Impact et exposition

SharePoint Server est une plateforme critique dans la majorité des grandes entreprises et administrations françaises et européennes. Toute organisation ayant déployé SharePoint Server Subscription Edition, 2019 ou Enterprise Server 2016 sans appliquer le correctif de mai 2026 est directement exposée à CVE-2026-45659. L'exploitation ne requiert qu'un compte authentifié avec des droits de membre de site. Les environnements exposant SharePoint sur internet sont en risque d'exploitation directe. Les environnements strictement intranet sont exposés via la compromission préalable d'un compte utilisateur (phishing, credential stuffing, insider threat).

Recommandations

  • Immédiat : appliquer le patch de mai 2026 sur tous les serveurs SharePoint (build 16.0.10416.20004 pour 2019, build 16.0.5552.1002 pour 2016 Enterprise). Vérifier via Administration Centrale ou PowerShell : (Get-SPFarm).BuildVersion.
  • Chasse aux webshells : inspecter les journaux IIS pour des requêtes POST vers des chemins inhabituels post-authentification. Rechercher les fichiers .aspx ou .asmx créés depuis mai 2026 dans les répertoires SharePoint.
  • Détection EDR : activer les alertes sur la création de processus enfants depuis w3wp.exe (worker process IIS SharePoint), signe classique d'exploitation de webshell.
  • Revue des accès : auditer les comptes avec droits Site Member ou supérieurs. Appliquer le principe de moindre privilège, notamment pour les comptes de service et les utilisateurs externes.
  • Segmentation réseau : si SharePoint est exposé sur internet, vérifier que seuls les points d'accès strictement nécessaires sont publiés. Envisager un WAF avec règles anti-désérialisation.

Alerte critique

CVE-2026-45659 est activement exploitée par Storm-2603 pour déployer des webshells persistants. Un compte employé compromis suffit à prendre le contrôle du serveur SharePoint. Si votre SharePoint n'est pas patché au build de mai 2026, traitez la situation comme une urgence P1 et lancez immédiatement une investigation forensique.

Comment vérifier rapidement si mes serveurs SharePoint sont patchés contre CVE-2026-45659 ?

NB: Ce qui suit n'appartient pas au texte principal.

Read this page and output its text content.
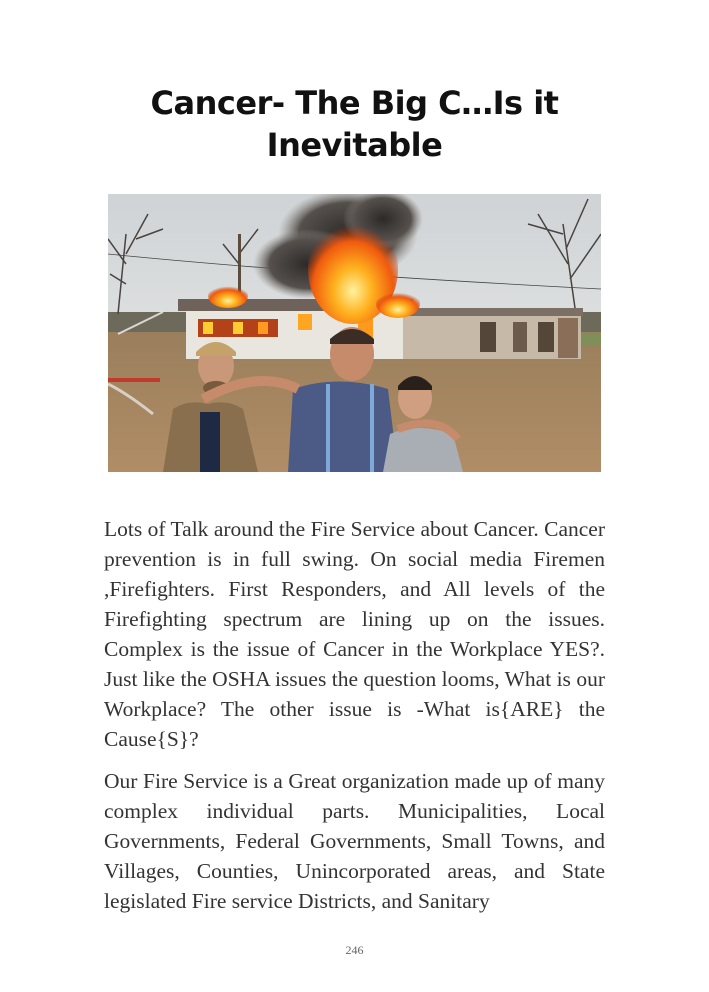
Cancer- The Big C…Is it
Inevitable

Lots of Talk around the Fire Service about Cancer. Cancer prevention is in full swing. On social media Firemen ,Firefighters. First Responders, and All levels of the Firefighting spectrum are lining up on the issues. Complex is the issue of Cancer in the Workplace YES?. Just like the OSHA issues the question looms, What is our Workplace? The other issue is -What is{ARE} the Cause{S}?

Our Fire Service is a Great organization made up of many complex individual parts. Municipalities, Local Governments, Federal Governments, Small Towns, and Villages, Counties, Unincorporated areas, and State legislated Fire service Districts, and Sanitary

246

Connectez-vous à l'Administration Centrale SharePoint, puis allez dans « Mise à niveau et migration » > « Vérifier l'état de l'installation du produit et des correctifs ». En PowerShell depuis le serveur SharePoint : (Get-SPFarm).BuildVersion retourne le build actuel. Pour SharePoint Server 2019, le numéro de build doit être au minimum 16.0.10416.20004. Pour SharePoint Enterprise Server 2016, vérifiez que vous êtes sur 16.0.5552.1002 ou supérieur. Tout build antérieur signifie que votre serveur reste vulnérable à CVE-2026-45659.